Why taking a human being to risk his health and making him invest effort, knowledge, training and a good portion of time from his life to travel to another planet in order to explore it, when you can instead leave the job for robots to do it and make them send to Earth the results found? That’s exactly what NASA has in mind. Of course, sending machines capable of gathering data to other planets is not something new for humanity at all, but this time it’s about a special kind of robot.
Enter the Shapeshifter
The Shapeshifter is a remarkable, Transformer-esque collection of mini robots that can form one machine or act independently. Although it sounds too good to be true, the Shapeshifter is currently into testing phase by a team of scientists from NASA’s Jet Propulsion Laboratory.

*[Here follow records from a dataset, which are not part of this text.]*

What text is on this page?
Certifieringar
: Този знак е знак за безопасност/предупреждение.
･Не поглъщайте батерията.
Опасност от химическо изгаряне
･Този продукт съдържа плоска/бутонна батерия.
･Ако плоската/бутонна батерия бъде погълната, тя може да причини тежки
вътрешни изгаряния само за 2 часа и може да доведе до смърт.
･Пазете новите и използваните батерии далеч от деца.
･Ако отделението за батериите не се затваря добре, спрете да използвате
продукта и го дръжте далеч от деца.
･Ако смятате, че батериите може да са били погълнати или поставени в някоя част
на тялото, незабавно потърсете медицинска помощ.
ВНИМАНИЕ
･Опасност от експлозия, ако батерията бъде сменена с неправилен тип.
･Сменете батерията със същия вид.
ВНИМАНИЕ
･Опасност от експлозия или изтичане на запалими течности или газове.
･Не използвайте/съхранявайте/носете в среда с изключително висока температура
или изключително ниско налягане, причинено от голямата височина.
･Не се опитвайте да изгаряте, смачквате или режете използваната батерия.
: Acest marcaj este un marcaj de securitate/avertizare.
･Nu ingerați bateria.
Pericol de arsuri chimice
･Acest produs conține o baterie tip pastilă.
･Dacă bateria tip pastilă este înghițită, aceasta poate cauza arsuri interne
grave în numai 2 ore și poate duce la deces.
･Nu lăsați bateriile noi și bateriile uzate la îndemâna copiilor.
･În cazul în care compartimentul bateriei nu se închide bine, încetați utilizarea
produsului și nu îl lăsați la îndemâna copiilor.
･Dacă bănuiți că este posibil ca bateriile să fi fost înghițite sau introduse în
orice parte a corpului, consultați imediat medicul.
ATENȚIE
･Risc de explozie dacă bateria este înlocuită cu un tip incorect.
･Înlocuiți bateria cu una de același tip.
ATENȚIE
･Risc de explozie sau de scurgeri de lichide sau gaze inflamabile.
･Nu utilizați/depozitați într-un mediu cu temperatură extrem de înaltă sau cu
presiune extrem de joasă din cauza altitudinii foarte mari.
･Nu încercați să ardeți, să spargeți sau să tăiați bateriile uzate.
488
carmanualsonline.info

The plan includes 12 robots that can fly or swim, capable of exploring caves, oceans and hostile environment where it was previously impossible for a machine to examine.
Cobots will be able to work together as a sphere when necessary
The hard-working little robots will be called cobots and the plan includes them to come together as a sphere when needed, without any commandment from Earth.

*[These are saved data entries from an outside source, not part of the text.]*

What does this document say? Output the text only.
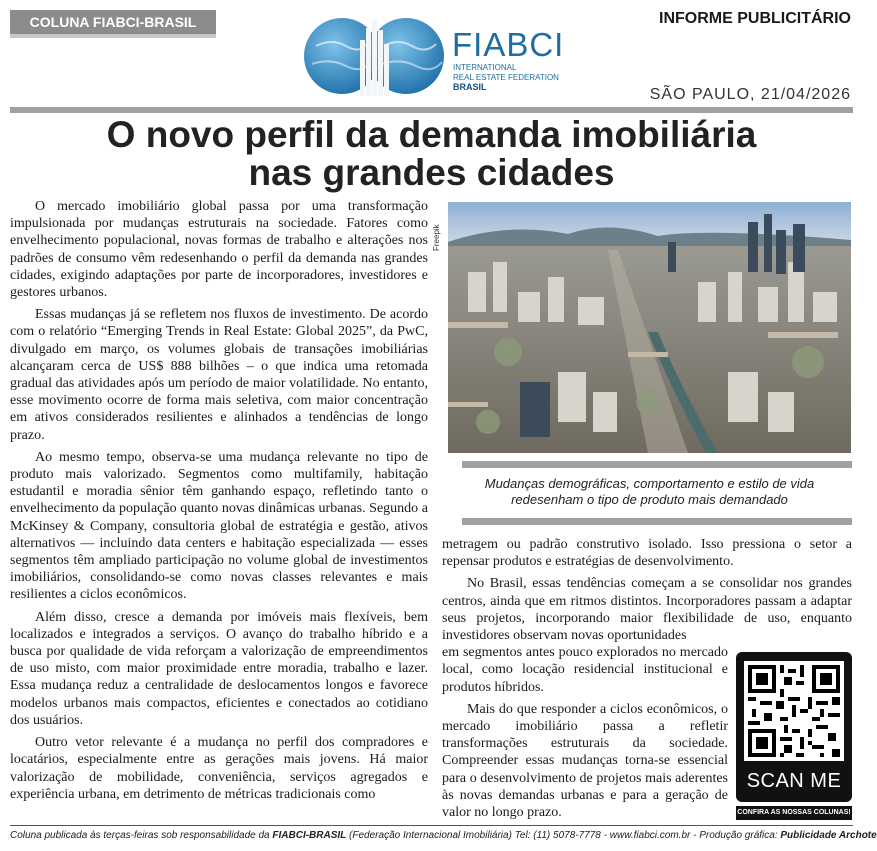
COLUNA FIABCI-BRASIL
FIABCI
INTERNATIONAL
REAL ESTATE FEDERATION
BRASIL
INFORME PUBLICITÁRIO
SÃO PAULO, 21/04/2026
O novo perfil da demanda imobiliária
nas grandes cidades

O mercado imobiliário global passa por uma transformação impulsionada por mudanças estruturais na sociedade. Fatores como envelhecimento populacional, novas formas de trabalho e alterações nos padrões de consumo vêm redesenhando o perfil da demanda nas grandes cidades, exigindo adaptações por parte de incorporadores, investidores e gestores urbanos.

Essas mudanças já se refletem nos fluxos de investimento. De acordo com o relatório “Emerging Trends in Real Estate: Global 2025”, da PwC, divulgado em março, os volumes globais de transações imobiliárias alcançaram cerca de US$ 888 bilhões – o que indica uma retomada gradual das atividades após um período de maior volatilidade. No entanto, esse movimento ocorre de forma mais seletiva, com maior concentração em ativos considerados resilientes e alinhados a tendências de longo prazo.

Ao mesmo tempo, observa-se uma mudança relevante no tipo de produto mais valorizado. Segmentos como multifamily, habitação estudantil e moradia sênior têm ganhando espaço, refletindo tanto o envelhecimento da população quanto novas dinâmicas urbanas. Segundo a McKinsey & Company, consultoria global de estratégia e gestão, ativos alternativos — incluindo data centers e habitação especializada — esses segmentos têm ampliado participação no volume global de investimentos imobiliários, consolidando-se como novas classes relevantes e mais resilientes a ciclos econômicos.

Além disso, cresce a demanda por imóveis mais flexíveis, bem localizados e integrados a serviços. O avanço do trabalho híbrido e a busca por qualidade de vida reforçam a valorização de empreendimentos de uso misto, com maior proximidade entre moradia, trabalho e lazer. Essa mudança reduz a centralidade de deslocamentos longos e favorece modelos urbanos mais compactos, eficientes e conectados ao cotidiano dos usuários.

Outro vetor relevante é a mudança no perfil dos compradores e locatários, especialmente entre as gerações mais jovens. Há maior valorização de mobilidade, conveniência, serviços agregados e experiência urbana, em detrimento de métricas tradicionais como

Freepik
Mudanças demográficas, comportamento e estilo de vida
redesenham o tipo de produto mais demandado

metragem ou padrão construtivo isolado. Isso pressiona o setor a repensar produtos e estratégias de desenvolvimento.

No Brasil, essas tendências começam a se consolidar nos grandes centros, ainda que em ritmos distintos. Incorporadores passam a adaptar seus projetos, incorporando maior flexibilidade de uso, enquanto investidores observam novas oportunidades

em segmentos antes pouco explorados no mercado local, como locação residencial institucional e produtos híbridos.

Mais do que responder a ciclos econômicos, o mercado imobiliário passa a refletir transformações estruturais da sociedade. Compreender essas mudanças torna-se essencial para o desenvolvimento de projetos mais aderentes às novas demandas urbanas e para a geração de valor no longo prazo.

SCAN ME
CONFIRA AS NOSSAS COLUNAS!
Coluna publicada às terças-feiras sob responsabilidade da FIABCI-BRASIL (Federação Internacional Imobiliária) Tel: (11) 5078-7778 - www.fiabci.com.br - Produção gráfica: Publicidade Archote
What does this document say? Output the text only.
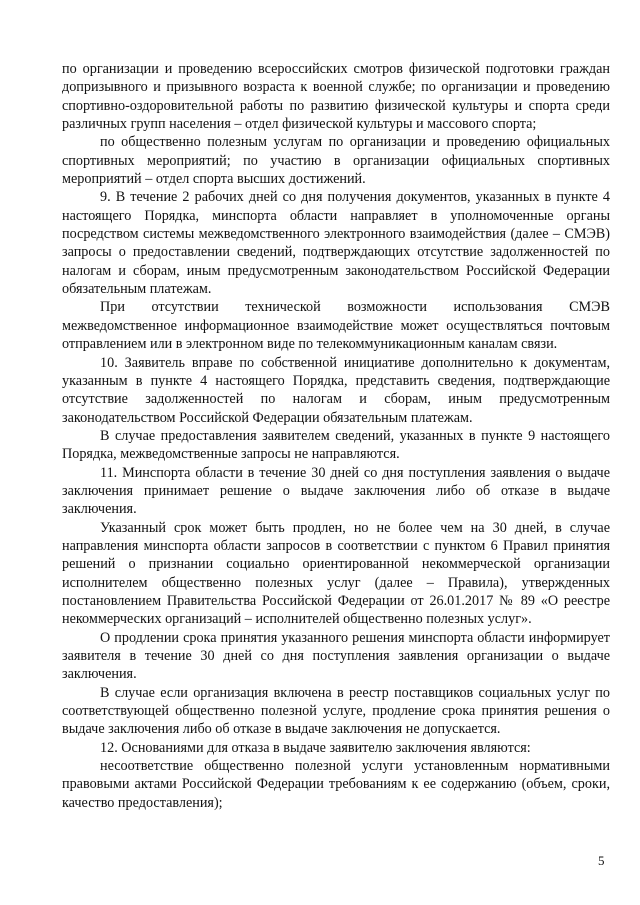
по организации и проведению всероссийских смотров физической подготовки граждан допризывного и призывного возраста к военной службе; по организации и проведению спортивно-оздоровительной работы по развитию физической культуры и спорта среди различных групп населения – отдел физической культуры и массового спорта;

по общественно полезным услугам по организации и проведению официальных спортивных мероприятий; по участию в организации официальных спортивных мероприятий – отдел спорта высших достижений.

9. В течение 2 рабочих дней со дня получения документов, указанных в пункте 4 настоящего Порядка, минспорта области направляет в уполномоченные органы посредством системы межведомственного электронного взаимодействия (далее – СМЭВ) запросы о предоставлении сведений, подтверждающих отсутствие задолженностей по налогам и сборам, иным предусмотренным законодательством Российской Федерации обязательным платежам.

При отсутствии технической возможности использования СМЭВ межведомственное информационное взаимодействие может осуществляться почтовым отправлением или в электронном виде по телекоммуникационным каналам связи.

10. Заявитель вправе по собственной инициативе дополнительно к документам, указанным в пункте 4 настоящего Порядка, представить сведения, подтверждающие отсутствие задолженностей по налогам и сборам, иным предусмотренным законодательством Российской Федерации обязательным платежам.

В случае предоставления заявителем сведений, указанных в пункте 9 настоящего Порядка, межведомственные запросы не направляются.

11. Минспорта области в течение 30 дней со дня поступления заявления о выдаче заключения принимает решение о выдаче заключения либо об отказе в выдаче заключения.

Указанный срок может быть продлен, но не более чем на 30 дней, в случае направления минспорта области запросов в соответствии с пунктом 6 Правил принятия решений о признании социально ориентированной некоммерческой организации исполнителем общественно полезных услуг (далее – Правила), утвержденных постановлением Правительства Российской Федерации от 26.01.2017 № 89 «О реестре некоммерческих организаций – исполнителей общественно полезных услуг».

О продлении срока принятия указанного решения минспорта области информирует заявителя в течение 30 дней со дня поступления заявления организации о выдаче заключения.

В случае если организация включена в реестр поставщиков социальных услуг по соответствующей общественно полезной услуге, продление срока принятия решения о выдаче заключения либо об отказе в выдаче заключения не допускается.

12. Основаниями для отказа в выдаче заявителю заключения являются:

несоответствие общественно полезной услуги установленным нормативными правовыми актами Российской Федерации требованиям к ее содержанию (объем, сроки, качество предоставления);

5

A prototype is being tested as part of NASA’s Innovative Advanced Concepts research program. It doesn’t look too impressive at the moment, but it’s still capable of splitting and forming two flying drones.
Titan is the new target
One of Saturn’s moons, Titan, has liquid methane at its surface and it’s expected to possibly harbor life. Therefore, NASA plans to send there a drone lander called Dragonfly in 2026 to complete observations made by Cassini mission that previously explored the moon and Saturn.
“We have very limited information about the composition of the surface. Rocky terrain, methane lakes, cryovolcanoes – we potentially have all of these, but we don’t know for certain,” said Ali Agha. “So we thought about how to create a system that is versatile and capable of traversing different types of terrain but also compact enough to launch on a rocket.”
It’s so exciting to see that humanity finds new and efficient ways to explore the Solar System. One of the ultimate goals by NASA seems to get closer to us, and that is finding life elsewhere in the Universe.